Elisabeth: UX Research is a methodology that is very user-driven and iterated. It can include a broad array of tools and techniques, while it also varies depending on the product that you are building, the company or stage that you are in and the actual activities that you might choose to carry out.
16:18 – For Liongard, when did the need for UX Research come up?
Matt: The need for UX Research started when we began having a great amount of customers that we couldn’t directly reach and ask for feedback. Despite carrying out research, it was important not to lose track of what was the product we were building.
19:23 – Which were the challenges you faced when working with researchers?
Matt: One of the very first challenges was figuring out what was the aim of carrying out research and how we will fit it into the company’s culture. Aside from this, we then also had to provide researchers with consumable and analyzable data.
Elisabeth: The most frequent challenges are access to the actual data and users. Just because we have access to a user base doesn’t mean that we can instantly test new functionalities. Another challenge has to do with the way we conduct user testing, especially nowadays with the COVID-19 pandemic, as all tests have to be online.
25:16 – Why is UX/UI Research important for start-ups?
Elisabeth: Start-ups can benefit from research by validating potential users’ assumptions about their product, thus testing functionalities before developing. UX Research is a risk management tool, and allows start-ups to get a sense of how their product will fit into a specific market.

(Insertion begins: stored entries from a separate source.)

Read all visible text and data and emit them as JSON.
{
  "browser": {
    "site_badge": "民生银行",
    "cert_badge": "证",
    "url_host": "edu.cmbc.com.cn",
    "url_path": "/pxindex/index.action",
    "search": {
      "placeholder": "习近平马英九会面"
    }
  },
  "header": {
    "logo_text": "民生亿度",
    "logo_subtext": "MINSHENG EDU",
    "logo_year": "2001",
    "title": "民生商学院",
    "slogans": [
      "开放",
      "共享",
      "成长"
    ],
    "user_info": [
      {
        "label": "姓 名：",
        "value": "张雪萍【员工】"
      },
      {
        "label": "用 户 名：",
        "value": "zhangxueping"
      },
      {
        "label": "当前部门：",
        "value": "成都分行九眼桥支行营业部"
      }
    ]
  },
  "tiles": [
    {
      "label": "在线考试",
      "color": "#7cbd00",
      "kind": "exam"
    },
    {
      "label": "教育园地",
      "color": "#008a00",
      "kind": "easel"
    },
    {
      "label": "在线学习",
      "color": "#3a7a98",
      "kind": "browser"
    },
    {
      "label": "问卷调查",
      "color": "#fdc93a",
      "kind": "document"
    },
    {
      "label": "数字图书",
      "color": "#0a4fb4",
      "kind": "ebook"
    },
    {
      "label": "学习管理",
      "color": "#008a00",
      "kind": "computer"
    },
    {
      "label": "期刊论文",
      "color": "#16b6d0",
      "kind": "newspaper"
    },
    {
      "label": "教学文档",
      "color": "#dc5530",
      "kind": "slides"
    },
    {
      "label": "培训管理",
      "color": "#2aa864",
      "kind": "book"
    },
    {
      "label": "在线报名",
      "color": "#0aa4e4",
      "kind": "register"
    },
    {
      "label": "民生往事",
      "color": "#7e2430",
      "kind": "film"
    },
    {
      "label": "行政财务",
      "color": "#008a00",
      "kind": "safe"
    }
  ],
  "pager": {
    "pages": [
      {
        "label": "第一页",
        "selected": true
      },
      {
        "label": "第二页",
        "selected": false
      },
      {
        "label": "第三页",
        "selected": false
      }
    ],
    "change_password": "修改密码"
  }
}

28:31 – Regarding Liongard, what are your first learnings on UX/UI Research so far?
Matt: The first thing we’ve learned was that as our product and company grew, we had to keep developing management processes and figure out how to incorporate UX Research into them. Carrying out research helped us shape and organise our workspace in order to deliver a better product.
Elisabeth: I always advise start-ups to start small and not try to apply UX Research to everything they eventually want to develop. Start-ups can build a solid foundation from which to create the best product they can offer by choosing the most important aspect of their product and validating their findings through UX Research.

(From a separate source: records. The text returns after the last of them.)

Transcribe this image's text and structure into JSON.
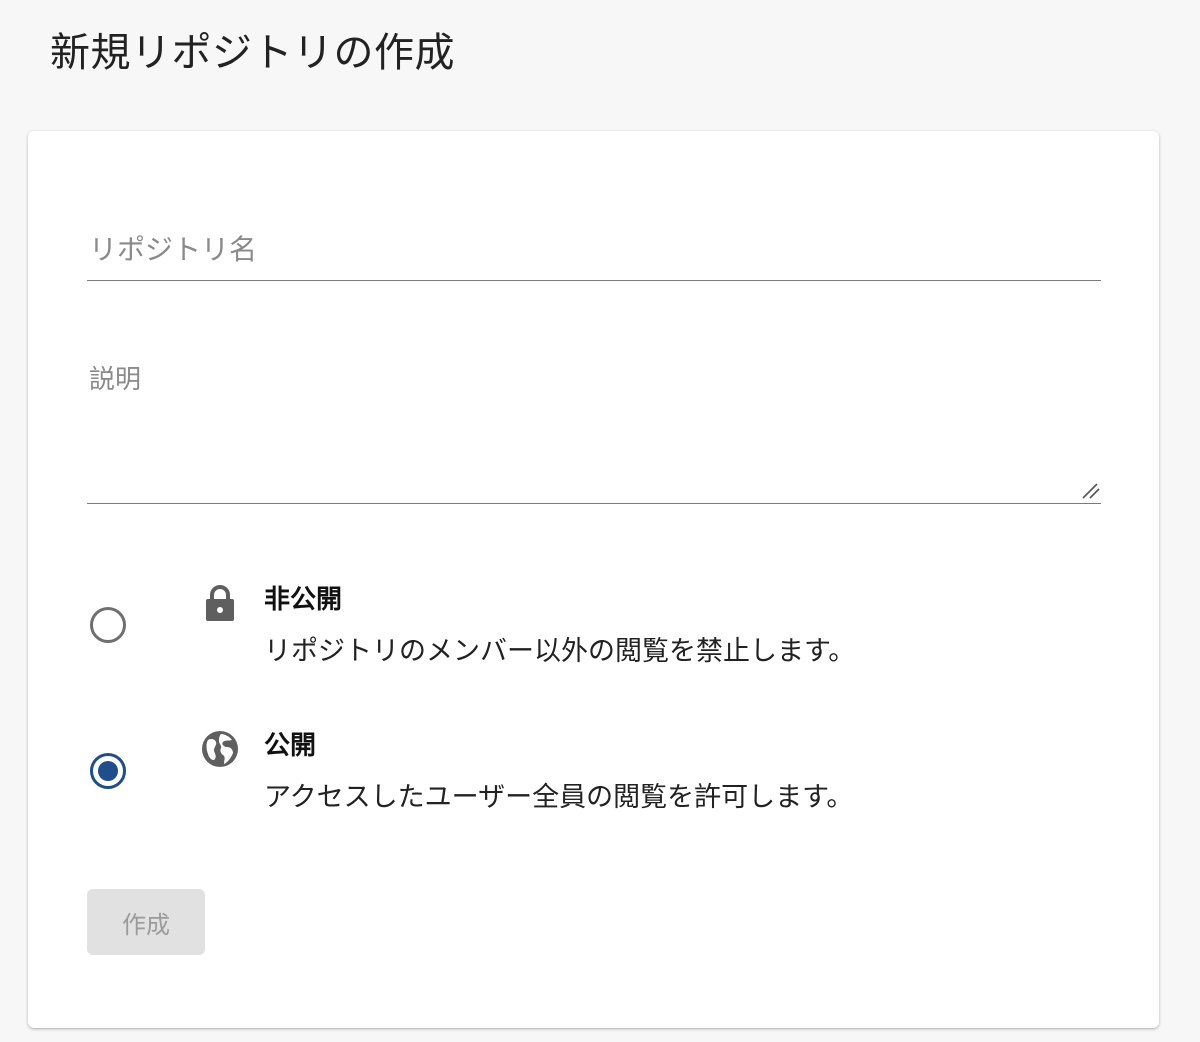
{
  "page": {
    "title": "新規リポジトリの作成"
  },
  "form": {
    "name_field": {
      "value": "",
      "placeholder": "リポジトリ名"
    },
    "description_field": {
      "value": "",
      "placeholder": "説明"
    },
    "visibility": {
      "selected": "public",
      "options": [
        {
          "id": "private",
          "icon": "lock-icon",
          "label": "非公開",
          "description": "リポジトリのメンバー以外の閲覧を禁止します。"
        },
        {
          "id": "public",
          "icon": "globe-icon",
          "label": "公開",
          "description": "アクセスしたユーザー全員の閲覧を許可します。"
        }
      ]
    },
    "submit": {
      "label": "作成",
      "disabled": true
    }
  },
  "colors": {
    "accent": "#1f4e8a",
    "radio_unselected": "#6f6f6f",
    "disabled_bg": "#e1e1e1",
    "disabled_text": "#9b9b9b",
    "page_bg": "#f7f7f7",
    "card_bg": "#ffffff"
  }
}
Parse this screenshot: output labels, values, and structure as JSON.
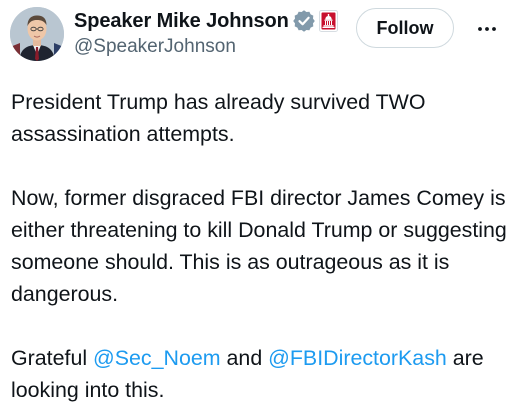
{
  "author": {
    "display_name": "Speaker Mike Johnson",
    "handle": "@SpeakerJohnson",
    "verified_icon": "verified-badge-icon",
    "affiliation_icon": "capitol-affiliation-icon",
    "avatar": "profile-photo"
  },
  "actions": {
    "follow_label": "Follow",
    "more_icon": "more-options-icon"
  },
  "tweet": {
    "paragraph_1": "President Trump has already survived TWO assassination attempts.",
    "paragraph_2": "Now, former disgraced FBI director James Comey is either threatening to kill Donald Trump or suggesting someone should. This is as outrageous as it is dangerous.",
    "paragraph_3_prefix": "Grateful ",
    "mention_1": "@Sec_Noem",
    "paragraph_3_middle": " and ",
    "mention_2": "@FBIDirectorKash",
    "paragraph_3_suffix": " are looking into this."
  },
  "colors": {
    "text": "#0f1419",
    "secondary_text": "#536471",
    "link": "#1d9bf0",
    "verified_badge": "#829aab",
    "affiliation_badge": "#c8102e",
    "button_border": "#cfd9de"
  }
}
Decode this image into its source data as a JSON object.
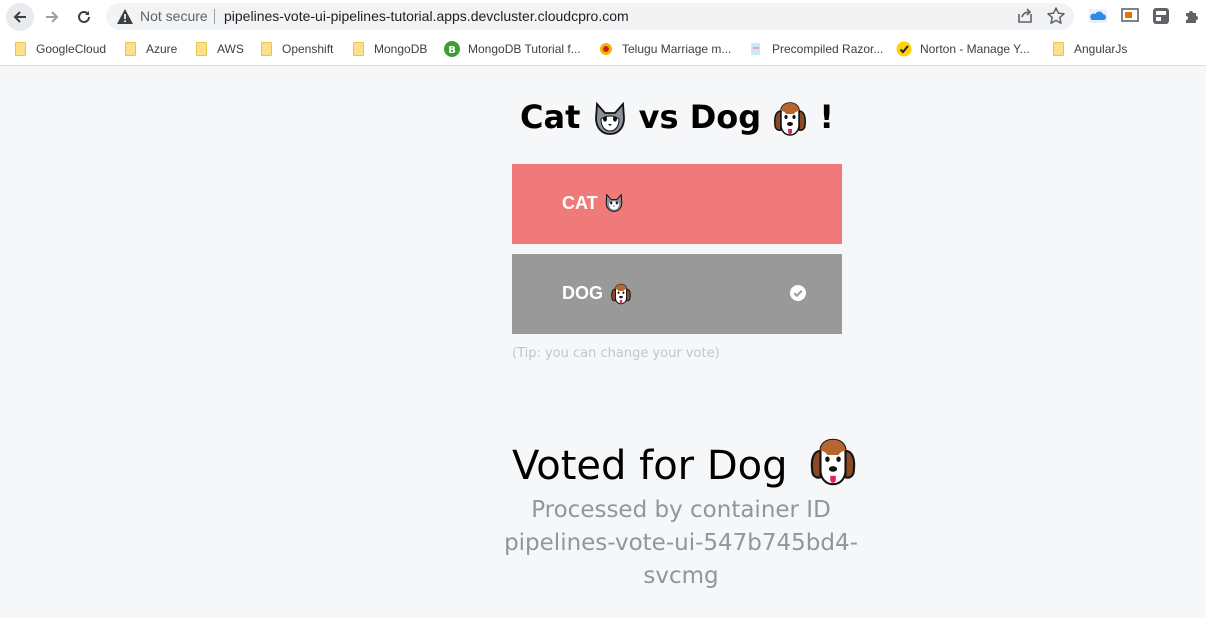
{
  "browser": {
    "security_label": "Not secure",
    "url": "pipelines-vote-ui-pipelines-tutorial.apps.devcluster.cloudcpro.com",
    "icons": [
      "back-arrow-icon",
      "forward-arrow-icon",
      "reload-icon",
      "warning-triangle-icon",
      "share-icon",
      "star-icon",
      "onedrive-icon",
      "cast-icon",
      "extension-icon",
      "puzzle-icon"
    ]
  },
  "bookmarks": [
    {
      "label": "GoogleCloud",
      "icon": "folder-icon"
    },
    {
      "label": "Azure",
      "icon": "folder-icon"
    },
    {
      "label": "AWS",
      "icon": "folder-icon"
    },
    {
      "label": "Openshift",
      "icon": "folder-icon"
    },
    {
      "label": "MongoDB",
      "icon": "folder-icon"
    },
    {
      "label": "MongoDB Tutorial f...",
      "icon": "mongodb-icon"
    },
    {
      "label": "Telugu Marriage m...",
      "icon": "site-icon"
    },
    {
      "label": "Precompiled Razor...",
      "icon": "site-icon"
    },
    {
      "label": "Norton - Manage Y...",
      "icon": "norton-icon"
    },
    {
      "label": "AngularJs",
      "icon": "folder-icon"
    }
  ],
  "page": {
    "title_part1": "Cat",
    "title_part2": "vs Dog",
    "title_part3": "!",
    "cat_button_label": "CAT",
    "dog_button_label": "DOG",
    "selected_option": "dog",
    "tip": "(Tip: you can change your vote)",
    "voted_text": "Voted for Dog",
    "processed_line1": "Processed by container ID",
    "processed_line2": "pipelines-vote-ui-547b745bd4-",
    "processed_line3": "svcmg"
  },
  "colors": {
    "cat_button": "#f07a7a",
    "dog_button": "#999999",
    "tip_text": "#c2c6cb",
    "processed_text": "#8e979f",
    "page_background": "#f6f7f9"
  }
}
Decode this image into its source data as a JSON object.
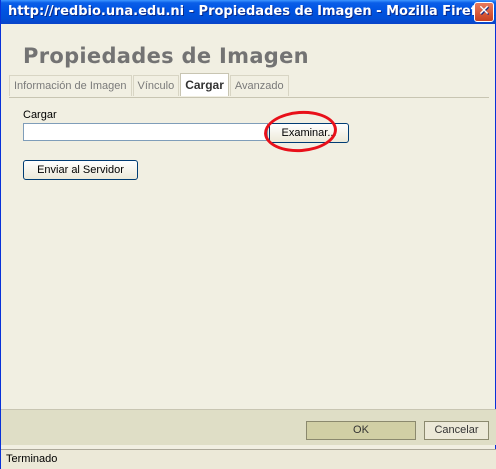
{
  "window": {
    "title": "http://redbio.una.edu.ni - Propiedades de Imagen - Mozilla Firefox",
    "close_glyph": "✕"
  },
  "dialog": {
    "title": "Propiedades de Imagen"
  },
  "tabs": [
    {
      "label": "Información de Imagen",
      "active": false
    },
    {
      "label": "Vínculo",
      "active": false
    },
    {
      "label": "Cargar",
      "active": true
    },
    {
      "label": "Avanzado",
      "active": false
    }
  ],
  "upload": {
    "label": "Cargar",
    "file_value": "",
    "browse_label": "Examinar...",
    "send_label": "Enviar al Servidor"
  },
  "annotation": {
    "color": "#e8101a"
  },
  "footer": {
    "ok_label": "OK",
    "cancel_label": "Cancelar"
  },
  "status": {
    "text": "Terminado"
  }
}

31:12 – Do you have any advice for start-ups on what’s the best approach for hiring UX/UI Research teams?
Elisabeth: For UX there is no one-fits-all solution, it will always depend on the company’s objectives, products, user base and motivations. At December Labs we created our own methodology that takes into account all challenges not only start-ups but bigger companies -such as Liongard- face.

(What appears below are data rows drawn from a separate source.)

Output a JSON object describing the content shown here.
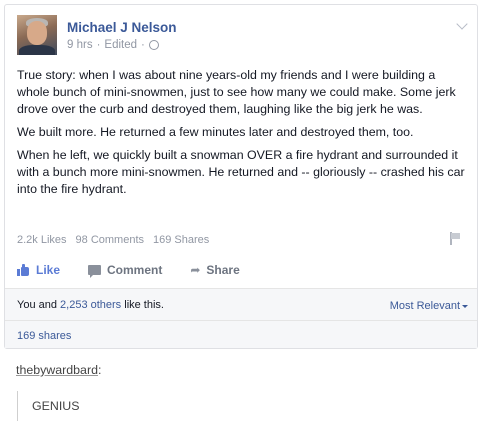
{
  "post": {
    "author": "Michael J Nelson",
    "time": "9 hrs",
    "edited": "Edited",
    "separator": "·",
    "paragraphs": [
      "True story: when I was about nine years-old my friends and I were building a whole bunch of mini-snowmen, just to see how many we could make. Some jerk drove over the curb and destroyed them, laughing like the big jerk he was.",
      "We built more. He returned a few minutes later and destroyed them, too.",
      "When he left, we quickly built a snowman OVER a fire hydrant and surrounded it with a bunch more mini-snowmen. He returned and -- gloriously -- crashed his car into the fire hydrant."
    ],
    "stats": {
      "likes": "2.2k Likes",
      "comments": "98 Comments",
      "shares": "169 Shares"
    },
    "actions": {
      "like": "Like",
      "comment": "Comment",
      "share": "Share"
    },
    "likes_summary": {
      "prefix": "You and ",
      "link": "2,253 others",
      "suffix": " like this."
    },
    "sort_label": "Most Relevant",
    "shares_link": "169 shares"
  },
  "tumblr": {
    "username": "thebywardbard",
    "colon": ":",
    "reply": "GENIUS"
  },
  "colors": {
    "facebook_blue": "#3b5998",
    "like_blue": "#5b7bd5",
    "muted_gray": "#9197a3"
  },
  "icons": [
    "globe-icon",
    "chevron-down-icon",
    "thumb-icon",
    "comment-icon",
    "share-icon",
    "flag-icon",
    "caret-icon"
  ]
}
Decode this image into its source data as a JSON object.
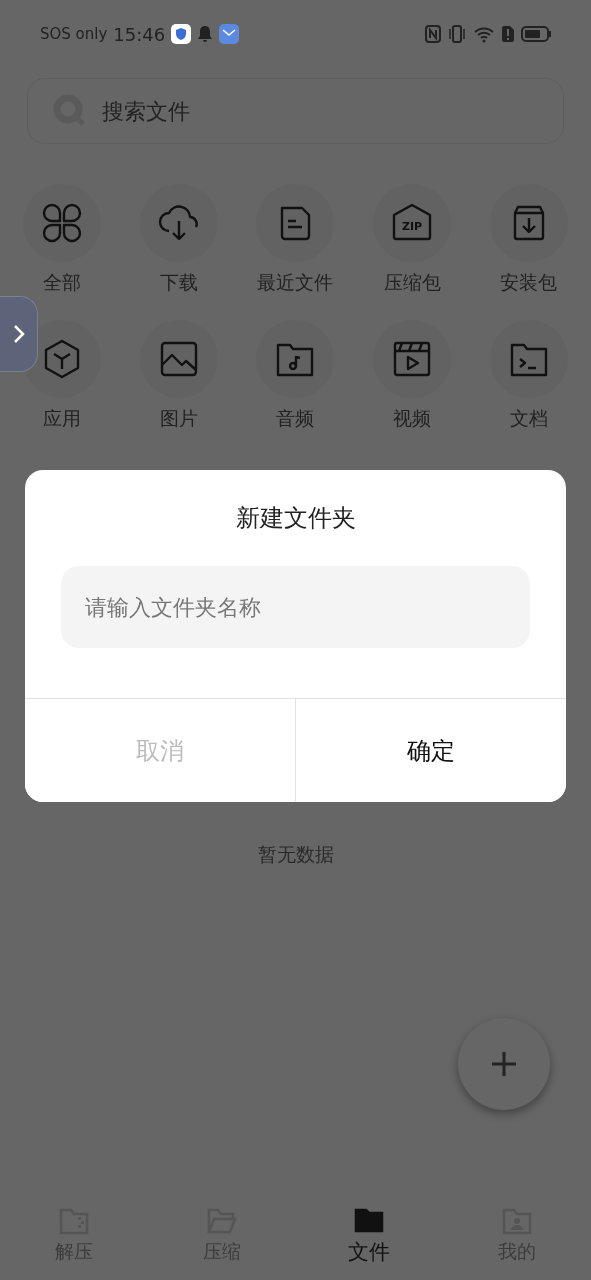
{
  "status_bar": {
    "carrier": "SOS only",
    "time": "15:46"
  },
  "search": {
    "placeholder": "搜索文件"
  },
  "categories": [
    {
      "kind": "all",
      "label": "全部"
    },
    {
      "kind": "download",
      "label": "下载"
    },
    {
      "kind": "recent",
      "label": "最近文件"
    },
    {
      "kind": "archive",
      "label": "压缩包",
      "icon_text": "ZIP"
    },
    {
      "kind": "installer",
      "label": "安装包"
    },
    {
      "kind": "app",
      "label": "应用"
    },
    {
      "kind": "image",
      "label": "图片"
    },
    {
      "kind": "audio",
      "label": "音频"
    },
    {
      "kind": "video",
      "label": "视频"
    },
    {
      "kind": "document",
      "label": "文档"
    }
  ],
  "empty_state": "暂无数据",
  "dialog": {
    "title": "新建文件夹",
    "input": {
      "placeholder": "请输入文件夹名称"
    },
    "buttons": [
      {
        "kind": "cancel",
        "label": "取消"
      },
      {
        "kind": "confirm",
        "label": "确定"
      }
    ]
  },
  "bottom_nav": [
    {
      "kind": "extract",
      "label": "解压",
      "selected": false
    },
    {
      "kind": "compress",
      "label": "压缩",
      "selected": false
    },
    {
      "kind": "files",
      "label": "文件",
      "selected": true
    },
    {
      "kind": "profile",
      "label": "我的",
      "selected": false
    }
  ]
}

32:57 – From the perspective of a Product Manager, how are teams and cycles organised?
Matt: At Liongard we are still project-driven and we encourage and empower our UI design team to talk to our developers and product managers at any given stage of the process of building a product. We found that cross-pollinating and validating information in real time helps develop better prototypes that are 100% achievable.
35:16 – Can you describe an example of the work you do at Liongard?
Matt: In terms of our user and access permission groups we clustered information and profiles into different “Environments”. By working with December Labs we were able to lay a groundwork and built cost-effective prototypes that made sure we could validate several users’ inputs, by defining roles and groups exactly the way that we wanted to.
40:17 – What’s the ROI of UX on projects like this one?
Elisabeth: A direct benefit of UX Research is that by addressing the product’s infrastructure early on we then alleviate customer’s troubles and reports to customer service. Regarding ROI, start-ups can get funding by conducting UX Research as well as reduce time and costs on daily-recurring processes.
43:12 – What are the next steps for Liongard? Can you pin-point your main takeaways from all your past experiences with UX Research?
Matt: The next steps for Liongard are guided towards lining our product with the company’s growth, by providing such a remarkable user experience that the product sells itself. I would advise start-ups not to be scared of research as a whole, it definitely is what each company makes of it and, at the end of the day, research is just talking to people and learning from them.